Шрифт:
НЕСРАВНЕННОМУ НГУЕН ВАН ШО
Шо — аккуратный,
Шо — справедливый,
Шо — не драчливый,
Вот он какой!
Только вот жаль, что Слишком он любит...—
Слишком уж любит Петушиный бой!
А еще наши ребята из кружка всюду распевают «Плач по леггорну»:
Бедняге леггорну плохо пришлось:
Его провожатый как-то с ребятами
Решил поразвлечься любимой игрой.
И был он, леггорн,
В ту игру вовлечен.
И был он затем
В той игре побежден.
Ведь был он, леггорн,
Для другого рожден...
А память об этом событьи
Вы навсегда сохраните!
Вьет Линь
ПОТОМСТВЕННЫЙ АРТИСТ ЦИРКА
В конце первой четверти к нам в класс пришел новенький. На перемене все наши, конечно, тут же окружили его.
Новенького звали Фан. Он сразу показался нам необыкновенным парнем. Начать с того, что манеры у него были изысканно-вежливые. Сам он объяснял это тем, что он столичный житель — в Ханое родился и вырос. Даже походка у него была удивительно церемонная. При знакомстве он непременно пожимал руку. А когда хотел показать, что согласен с тобой, он, вежливо улыбаясь, кивал головой и легонько потирал руки.
Что и говорить, от наших ребят он здорово отличался! Все мы здесь зимой ходили в простых ватных куртках, а он в долгополом пальто из серого драпа. Правда, оно было линялое и явно перешито из взрослого, но Фан заверил, что это самый настоящий «индивидуальный пошив». Мы не спорили: ведь, в конце концов, ничего особенного в этой его похвальбе не было.
В тот же день после уроков мы остались выбрать старосту кружка самодеятельности. Им никто быть не хотел. Мы считали, что для самодеятельности нужен особый талант, а его-то как раз никто у себя и не замечал.
Ну, а Фан, он сразу тогда поднял руку. Мы, конечно, обрадовались и тут же его выбрали.
Он, по всему было видно, остался очень этим доволен и важно сказал нам:
— Друзья, теперь вы должны помнить о том, что я староста кружка!
Он подчеркнул слово «староста» и выжидательно замолчал.
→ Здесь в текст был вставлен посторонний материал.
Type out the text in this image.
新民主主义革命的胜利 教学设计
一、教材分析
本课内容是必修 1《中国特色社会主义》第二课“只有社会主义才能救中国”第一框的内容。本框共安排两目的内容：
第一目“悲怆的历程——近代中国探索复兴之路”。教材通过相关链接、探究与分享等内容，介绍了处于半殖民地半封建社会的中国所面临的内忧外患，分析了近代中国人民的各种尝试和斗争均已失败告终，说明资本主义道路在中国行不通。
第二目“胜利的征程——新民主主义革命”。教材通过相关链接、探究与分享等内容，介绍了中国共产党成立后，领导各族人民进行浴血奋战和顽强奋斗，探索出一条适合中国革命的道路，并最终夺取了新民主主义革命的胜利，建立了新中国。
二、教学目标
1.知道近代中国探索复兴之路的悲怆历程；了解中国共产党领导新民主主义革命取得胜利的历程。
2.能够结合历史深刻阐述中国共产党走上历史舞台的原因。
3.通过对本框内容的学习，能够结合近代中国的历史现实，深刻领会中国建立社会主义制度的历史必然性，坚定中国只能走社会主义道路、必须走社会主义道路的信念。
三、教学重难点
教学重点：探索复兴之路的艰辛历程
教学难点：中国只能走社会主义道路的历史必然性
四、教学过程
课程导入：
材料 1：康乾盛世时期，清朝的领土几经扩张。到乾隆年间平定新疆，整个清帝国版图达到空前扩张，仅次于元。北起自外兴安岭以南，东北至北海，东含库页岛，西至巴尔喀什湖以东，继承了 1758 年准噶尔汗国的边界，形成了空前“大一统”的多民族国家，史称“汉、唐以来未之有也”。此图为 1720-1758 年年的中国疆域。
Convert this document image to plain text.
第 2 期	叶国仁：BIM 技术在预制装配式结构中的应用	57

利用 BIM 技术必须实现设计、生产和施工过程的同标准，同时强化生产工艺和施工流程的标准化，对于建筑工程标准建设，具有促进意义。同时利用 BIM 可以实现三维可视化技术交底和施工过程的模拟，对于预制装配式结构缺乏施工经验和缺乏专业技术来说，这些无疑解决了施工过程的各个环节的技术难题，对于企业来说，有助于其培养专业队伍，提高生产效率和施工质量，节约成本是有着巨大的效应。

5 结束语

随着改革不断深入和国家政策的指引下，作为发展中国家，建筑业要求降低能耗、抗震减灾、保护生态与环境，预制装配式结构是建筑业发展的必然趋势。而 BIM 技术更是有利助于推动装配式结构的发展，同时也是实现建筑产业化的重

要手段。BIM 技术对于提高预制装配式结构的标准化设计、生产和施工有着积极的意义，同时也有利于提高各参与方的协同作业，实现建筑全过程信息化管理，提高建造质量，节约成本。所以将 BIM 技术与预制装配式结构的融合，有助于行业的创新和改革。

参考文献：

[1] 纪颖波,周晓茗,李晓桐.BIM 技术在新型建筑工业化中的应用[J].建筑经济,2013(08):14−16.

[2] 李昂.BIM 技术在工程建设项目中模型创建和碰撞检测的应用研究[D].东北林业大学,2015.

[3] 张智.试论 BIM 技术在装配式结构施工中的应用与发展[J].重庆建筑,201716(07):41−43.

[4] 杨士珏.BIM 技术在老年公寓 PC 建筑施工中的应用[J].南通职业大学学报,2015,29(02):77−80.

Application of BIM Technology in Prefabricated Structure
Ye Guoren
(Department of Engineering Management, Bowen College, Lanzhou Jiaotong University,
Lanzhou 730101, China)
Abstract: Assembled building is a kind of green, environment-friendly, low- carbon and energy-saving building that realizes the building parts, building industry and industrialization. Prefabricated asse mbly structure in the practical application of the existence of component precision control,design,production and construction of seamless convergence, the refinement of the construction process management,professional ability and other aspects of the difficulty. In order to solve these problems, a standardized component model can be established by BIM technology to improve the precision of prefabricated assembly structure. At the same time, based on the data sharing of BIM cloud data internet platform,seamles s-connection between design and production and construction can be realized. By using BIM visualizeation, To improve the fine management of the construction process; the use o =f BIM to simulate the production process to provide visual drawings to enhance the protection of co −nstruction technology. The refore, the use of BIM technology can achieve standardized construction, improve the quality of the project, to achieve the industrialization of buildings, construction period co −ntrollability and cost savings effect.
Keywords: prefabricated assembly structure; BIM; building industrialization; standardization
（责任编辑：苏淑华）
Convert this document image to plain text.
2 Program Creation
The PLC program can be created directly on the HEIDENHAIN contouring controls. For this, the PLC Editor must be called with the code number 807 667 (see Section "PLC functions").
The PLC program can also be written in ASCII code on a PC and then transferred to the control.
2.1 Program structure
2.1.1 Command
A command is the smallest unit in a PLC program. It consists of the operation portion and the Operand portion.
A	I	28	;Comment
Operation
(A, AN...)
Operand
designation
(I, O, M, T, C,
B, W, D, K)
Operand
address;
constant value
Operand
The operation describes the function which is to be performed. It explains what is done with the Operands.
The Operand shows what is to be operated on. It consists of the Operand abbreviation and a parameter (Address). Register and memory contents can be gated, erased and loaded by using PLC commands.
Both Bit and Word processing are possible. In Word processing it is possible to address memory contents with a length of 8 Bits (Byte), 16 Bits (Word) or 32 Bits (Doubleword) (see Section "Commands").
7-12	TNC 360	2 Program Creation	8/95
Но никто не собирался ему перечить, и тогда он гордо сказал:
— Знайте же, у меня все родичи — потомственные деятели искусства. И дед и отец, а я третье колено!..
Туан, очень толстый мальчик, известный своим горячим характером, его перебил:
— Дед? Можно подумать, что при колонизаторах у нас было искусство!
Фан тут же отпарировал:
— Это ты верно подметил! В то время искусства не было, но мой дед работал в цирке, а цирк — это вид искусства! Мой отец тоже работал в цирке — бухгалтером. Что касается меня...
Тут, не тратя лишних слов, он полез в карман и вытащил огромный носовой платок. Он довольно долго тряс его за все уголки перед ребятами, желая показать, что в нем ничего не спрятано. Потом потер руки, что-то бормоча себе под нос, точно колдуя, накрыл одну сжатую в кулак руку платком и тут же ловко его сдернул. На ладони белело небольшое куриное яйцо!
Мы завизжали от восторга.
Фан горделиво оглядывался:
— Это что! Мой дед и не такие фокусы показывал! Жаль, что он умер, а то вы могли бы ему сами написать, спросить. Адрес у него был простой: «Старому Ка, в Ханой».
Увидев, что никто из нас не выразил желания переписываться с его умершим дедом, Фан продолжил свою программу. Он легонько постучал костяшками пальцев по столу, потом несколько раз погладил плечо Туана, стоявшего рядом. Раз — и он вытащил у Туана из подмышки еще одно куриное яйцо!
Мы все просто покатились от хохота. Все было проделано так ловко, что теперь нам казалось: до чего он ни дотронься, отовсюду достанет яйцо.
Один из ребят спросил:
— А это настоящее? Есть его можно?
Фан не удостоил его ни единым словом. Вместо ответа он просто взял блюдце и разбил над ним яйцо. Тут было все, что положено: желток, белок, — словом, оно ничем не отличалось от тех яиц, что мы приносили с собой на завтрак.
Расходились мы все окрыленные:
— Теперь у нас будет свой кружок! Завтра же начнем учиться фокусы показывать. Вот удивим всех!